The distinction object vs class is still in the way a bit, when it comes
to method calls.
$ python
...
>>> i = 4
>>> i.__sub__(1)
3
>>> help(int)
...
| __sub__(...)
| x.__sub__(y) <==> x-y
Given that a PyInt is just a PMC it currently needs a lot of ugly hacks
to implement the full set of operator methods. dynclasses/py*.pmc is
mostly just duplicating existing code from standard PMCs.

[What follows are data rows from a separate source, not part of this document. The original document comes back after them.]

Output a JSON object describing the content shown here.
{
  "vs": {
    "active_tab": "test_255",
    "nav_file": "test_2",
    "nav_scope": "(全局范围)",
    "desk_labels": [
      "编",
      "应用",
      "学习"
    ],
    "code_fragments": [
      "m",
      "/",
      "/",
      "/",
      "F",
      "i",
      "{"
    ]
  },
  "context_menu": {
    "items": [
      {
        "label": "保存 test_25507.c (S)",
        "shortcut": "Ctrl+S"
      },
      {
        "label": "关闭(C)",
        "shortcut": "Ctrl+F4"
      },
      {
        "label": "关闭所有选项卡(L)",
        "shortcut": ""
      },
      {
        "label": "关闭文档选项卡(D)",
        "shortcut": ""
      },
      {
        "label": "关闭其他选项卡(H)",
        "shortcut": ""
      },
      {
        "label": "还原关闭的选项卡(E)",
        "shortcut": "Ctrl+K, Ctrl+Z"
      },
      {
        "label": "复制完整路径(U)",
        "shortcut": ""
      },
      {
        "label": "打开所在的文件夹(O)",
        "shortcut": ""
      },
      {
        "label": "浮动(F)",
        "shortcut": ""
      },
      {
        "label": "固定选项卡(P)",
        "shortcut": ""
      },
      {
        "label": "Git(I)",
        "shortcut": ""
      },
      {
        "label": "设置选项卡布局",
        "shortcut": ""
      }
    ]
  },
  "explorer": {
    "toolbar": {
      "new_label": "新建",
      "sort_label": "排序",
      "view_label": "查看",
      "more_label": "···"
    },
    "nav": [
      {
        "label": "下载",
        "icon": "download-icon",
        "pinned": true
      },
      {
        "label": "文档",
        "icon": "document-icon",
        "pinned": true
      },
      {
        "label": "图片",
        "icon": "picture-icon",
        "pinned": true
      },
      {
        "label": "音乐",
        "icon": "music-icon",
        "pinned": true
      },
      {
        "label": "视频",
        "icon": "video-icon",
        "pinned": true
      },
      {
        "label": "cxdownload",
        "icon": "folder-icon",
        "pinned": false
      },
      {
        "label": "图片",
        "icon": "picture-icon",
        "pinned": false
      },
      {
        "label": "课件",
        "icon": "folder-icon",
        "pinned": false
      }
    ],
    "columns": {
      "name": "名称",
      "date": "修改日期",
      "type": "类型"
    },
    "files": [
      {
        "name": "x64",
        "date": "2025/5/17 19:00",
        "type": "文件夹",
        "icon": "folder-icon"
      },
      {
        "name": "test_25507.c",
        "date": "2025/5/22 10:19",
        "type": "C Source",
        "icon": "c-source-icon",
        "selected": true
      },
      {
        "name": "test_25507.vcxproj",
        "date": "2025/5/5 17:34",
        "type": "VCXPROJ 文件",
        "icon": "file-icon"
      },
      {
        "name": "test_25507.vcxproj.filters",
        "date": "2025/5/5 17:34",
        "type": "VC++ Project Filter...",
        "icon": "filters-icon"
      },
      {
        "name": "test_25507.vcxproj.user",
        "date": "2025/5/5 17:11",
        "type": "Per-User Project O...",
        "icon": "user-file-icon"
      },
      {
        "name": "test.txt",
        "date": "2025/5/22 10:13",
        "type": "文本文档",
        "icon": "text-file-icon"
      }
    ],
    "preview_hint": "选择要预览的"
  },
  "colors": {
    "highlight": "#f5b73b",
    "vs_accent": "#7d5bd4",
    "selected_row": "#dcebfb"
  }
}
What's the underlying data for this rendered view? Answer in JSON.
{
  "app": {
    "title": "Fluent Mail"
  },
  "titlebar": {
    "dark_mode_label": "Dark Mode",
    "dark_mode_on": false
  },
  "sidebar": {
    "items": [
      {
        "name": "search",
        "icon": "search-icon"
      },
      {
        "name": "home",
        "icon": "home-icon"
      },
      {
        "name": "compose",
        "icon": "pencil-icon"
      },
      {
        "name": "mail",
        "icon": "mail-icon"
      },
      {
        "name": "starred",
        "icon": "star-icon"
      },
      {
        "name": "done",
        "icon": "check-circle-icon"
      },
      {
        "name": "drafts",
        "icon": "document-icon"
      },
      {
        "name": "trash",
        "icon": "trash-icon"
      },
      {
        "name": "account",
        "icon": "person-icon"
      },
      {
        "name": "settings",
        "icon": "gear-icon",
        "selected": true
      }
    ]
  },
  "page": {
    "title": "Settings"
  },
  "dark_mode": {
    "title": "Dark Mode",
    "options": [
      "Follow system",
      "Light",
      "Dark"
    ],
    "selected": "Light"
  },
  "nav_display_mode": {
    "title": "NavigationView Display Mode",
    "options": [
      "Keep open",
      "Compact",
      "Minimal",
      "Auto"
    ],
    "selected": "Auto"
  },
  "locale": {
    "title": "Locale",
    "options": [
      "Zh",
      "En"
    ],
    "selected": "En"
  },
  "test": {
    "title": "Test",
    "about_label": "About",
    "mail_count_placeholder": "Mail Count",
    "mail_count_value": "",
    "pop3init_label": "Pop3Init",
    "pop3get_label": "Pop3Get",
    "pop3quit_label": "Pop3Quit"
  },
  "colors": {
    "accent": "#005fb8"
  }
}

Iff the assembler just emits a method call for the opcode:
sub P0, P1, P2
we have that equivalence too, with proper inheritance and static and dynamic
operator overloading.
I've duplicated FixedPMCArray.get_pmc_keyed_int() as a method, starting
with this line:
METHOD PMC* __getitem__(INTVAL key) {
and measured 5 M array lookups:
$ parrot -C vt-bench.pasm
Vtable get_pmc_keyed_int 0.32 s
__getitem__ 0.36 s
The actual code in the loop is:
lp2:
callmethodcc "__getitem__"
inc I16
lt I16, 5000000, lp2
Our internal name for this method is "__get_pmc_keyed_int" but that
doesn't really matter. Either the Python translator emits a proper name
or the method gets aliased at runtime.
The timing from above is again done with the CGP core and the method is
cached in the PIC (polymorphic inline cache).
This is the relevant part of the executed opcode:
typedef PMC* (*func_pi)(Interp*, PMC*, INTVAL);
func_pi f;
pic = (Parrot_PIC *) cur_opcode[1];
idx = REG_INT(5);
self = REG_PMC(2);
if (self->vtable->base_type == pic->lru[0].lr_type) {
f = (func_pi)pic->lru[0].f.real_function;
REG_PMC(5) = (f)(interpreter, self, idx);
goto *((void*)*(cur_opcode += 2));
}
The PIC has three cache slots. Literature states that the fast path is
hit for 94% of the cases. If the object of that method call at that
bytecode location changes, another 5% is executed in a second C<if>
block. If the type match fails or for the first time VTABLE_find_method
is called to get the function pointer.
When the find_method returns a subroutine object a different opcode is
executed that calls the overloaded method. Overloaded methods are
*not* executed in a secondary runloop anymore. This improves performance
by about 50%.
I've already shown that these scheme also nicely fits for function-like
opcodes (math.sin() and such). I think it's worth some more
consideration.
leo